Just monkeying around, this juvenile spider monkey is undaunted by the afternoon heat Wednesday at Hillcrest Zoo in Clovis. (Staff photo: Sharna Johnson)
By Marlena Hartz: CNJ staff writer
The camel at the Hillcrest Park Zoo is shedding. Strands of thick hair dangle from its side. Patches of skin are revealed in a haphazard pattern, in what appears to be a haircut gone wrong.
But according to assistant zoo director Vincent Romero it’s all natural — part of the dromedary’s defense against rising temperatures, which this week, have soared into the triple digits.
“It rolls in the mud, scratches against trees, trying to get rid of that coat,” Romero said of Sahara the camel’s unsightly summer shedding.
Although many animals like Sahara have built-in defenses against the heat, and local zookeepers say many of them are better equipped than humans to deal with extreme temperatures, employees at Hillcrest aid in the cooling down process, attempting, foremost, they say, to replicate natural habitats at the zoo.
The water bowls of most of the larger animals, such as the giraffe and the bison, are designed to refill automatically once empty, said zoo clerk Laura Shepler. Hoses lie coiled outside many of the smaller animal enclosures, ready to distribute water. The zoo’s six spider monkeys, once sun burnt before a new enclosure was finished, now enjoy an air-conditioned shelter.
“The zoo is like an oasis in the desert,” said Romero, pointing to the park’s thick, elm tree canopy. The canopy, he said, is an imported, and important, source of shade for the zoo’s animal melange.
As Romero strolls around the 22 1/2-acre animal park, the black-handed spider monkeys greet him with funny little faces, mouths agape, teeth playfully bared; the Siberian tiger marks the zookeeper’s approach with a series of gentle, low-throated “purrs.” Although the animals’ native lands range across continents, Africa, Asia, and America — the mountains indigenous to some, the dense forests of North America home to others, the Siberian tiger Blondy rescued from a trailer — Romero explains animals, including humans, are more alike than different, in their basic need for a retreat from the sun and plenty of water.
Hillcrest zoo dietitian Lisa Fox said animal behavior shifts slightly in the summer.
“The animals slow down. They would rather eat in the cool hours of the morning and the evening,” said Fox, who sometimes gives the animals hose baths to fend off the heat, when they are not lounging in their constructed indoor shelters.
“The heat is a factor, but we deal with it — it’s not a big problem for us.
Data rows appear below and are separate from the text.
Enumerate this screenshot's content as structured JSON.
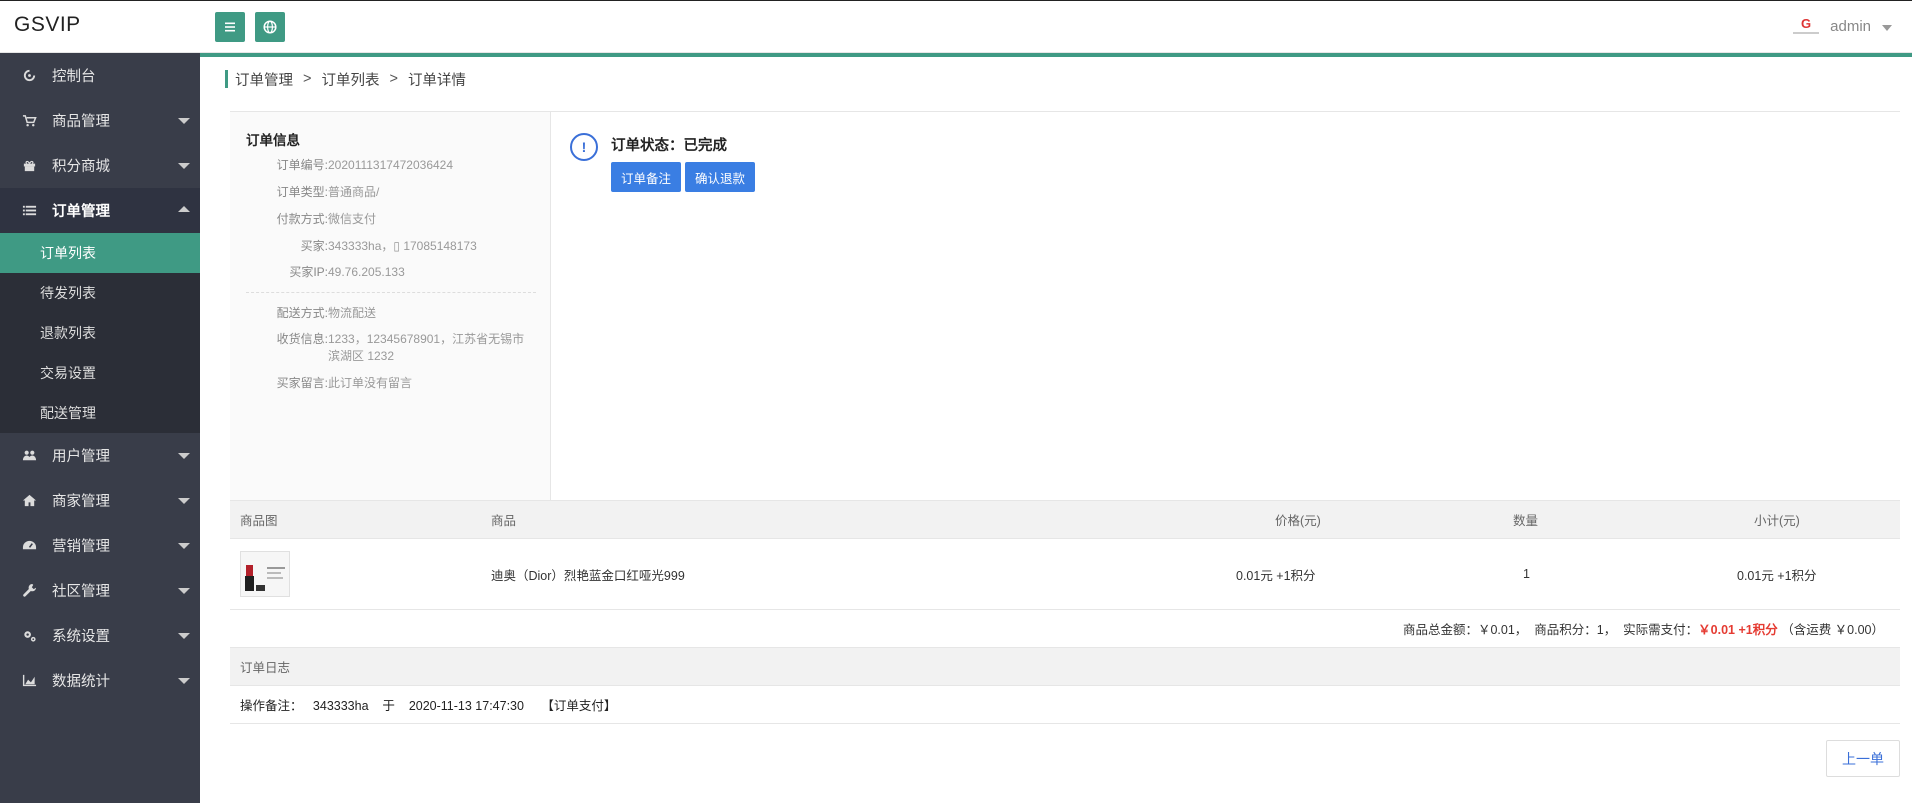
{
  "app": {
    "logo": "GSVIP",
    "user": "admin"
  },
  "sidebar": {
    "items": [
      {
        "label": "控制台",
        "icon": "dashboard-icon"
      },
      {
        "label": "商品管理",
        "icon": "cart-icon"
      },
      {
        "label": "积分商城",
        "icon": "gift-icon"
      },
      {
        "label": "订单管理",
        "icon": "list-icon",
        "open": true
      },
      {
        "label": "用户管理",
        "icon": "users-icon"
      },
      {
        "label": "商家管理",
        "icon": "home-icon"
      },
      {
        "label": "营销管理",
        "icon": "gauge-icon"
      },
      {
        "label": "社区管理",
        "icon": "wrench-icon"
      },
      {
        "label": "系统设置",
        "icon": "cogs-icon"
      },
      {
        "label": "数据统计",
        "icon": "area-chart-icon"
      }
    ],
    "sub_items": [
      "订单列表",
      "待发列表",
      "退款列表",
      "交易设置",
      "配送管理"
    ],
    "active_sub": "订单列表"
  },
  "breadcrumb": {
    "items": [
      "订单管理",
      "订单列表",
      "订单详情"
    ],
    "separator": ">"
  },
  "order_info": {
    "title": "订单信息",
    "fields": [
      {
        "key": "订单编号:",
        "value": "2020111317472036424"
      },
      {
        "key": "订单类型:",
        "value": "普通商品/"
      },
      {
        "key": "付款方式:",
        "value": "微信支付"
      },
      {
        "key": "买家:",
        "value": "343333ha，▯ 17085148173"
      },
      {
        "key": "买家IP:",
        "value": "49.76.205.133"
      }
    ],
    "shipping_fields": [
      {
        "key": "配送方式:",
        "value": "物流配送"
      },
      {
        "key": "收货信息:",
        "value": "1233，12345678901，江苏省无锡市滨湖区 1232"
      },
      {
        "key": "买家留言:",
        "value": "此订单没有留言"
      }
    ]
  },
  "status": {
    "text": "订单状态：已完成",
    "remark_button": "订单备注",
    "refund_button": "确认退款"
  },
  "products_table": {
    "headers": {
      "image": "商品图",
      "product": "商品",
      "price": "价格(元)",
      "qty": "数量",
      "subtotal": "小计(元)"
    },
    "rows": [
      {
        "name": "迪奥（Dior）烈艳蓝金口红哑光999",
        "price": "0.01元 +1积分",
        "qty": "1",
        "subtotal": "0.01元 +1积分"
      }
    ]
  },
  "summary": {
    "prefix": "商品总金额：￥0.01，  商品积分：1，  实际需支付：",
    "pay": "￥0.01 +1积分",
    "suffix": " （含运费 ￥0.00）"
  },
  "log": {
    "title": "订单日志",
    "entry": "操作备注：   343333ha    于    2020-11-13 17:47:30     【订单支付】"
  },
  "prev_button": "上一单",
  "colors": {
    "accent": "#3f9a84",
    "primary_button": "#3a7ee3",
    "sidebar_bg": "#393d49",
    "price_red": "#e53b32"
  }
}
We are used to dealing with the elements,” Romero said.
But for Jennifer King, who stood staring at a bear on Wednesday, encaged, pacing, and panting in the heat, a trip to the zoo, regardless of season, sits heavily on her conscience.
“I always think ‘let’s go to the zoo, that would be fun.’ But once I get here, I just end up depressed. … Some of the animals have big, grassy areas to play around in, some have terrible areas,” said King, a Philadelphian who was especially critical of the bear’s pen, with no visible source of water.
Shepler said the bear does have a pool to cool off in, similar to the one Blondy the tiger is often found playing in; however, the one closer to the animal viewing area is broken. She said there is also a water bowl for drinking purposes inside the bear’s shelter.
“He doesn’t always pace like that. In the winter, he dug his own underground den — which is perfectly normal bear behavior,” Shepler said.
“Our intentions,” reads a Hillcrest Park Zoo history hand-out, “are to continue improving and enhancing existing structures.”
The zoo is financed almost solely by the city of Clovis, but it has also received donations from citizens and area civic organizations.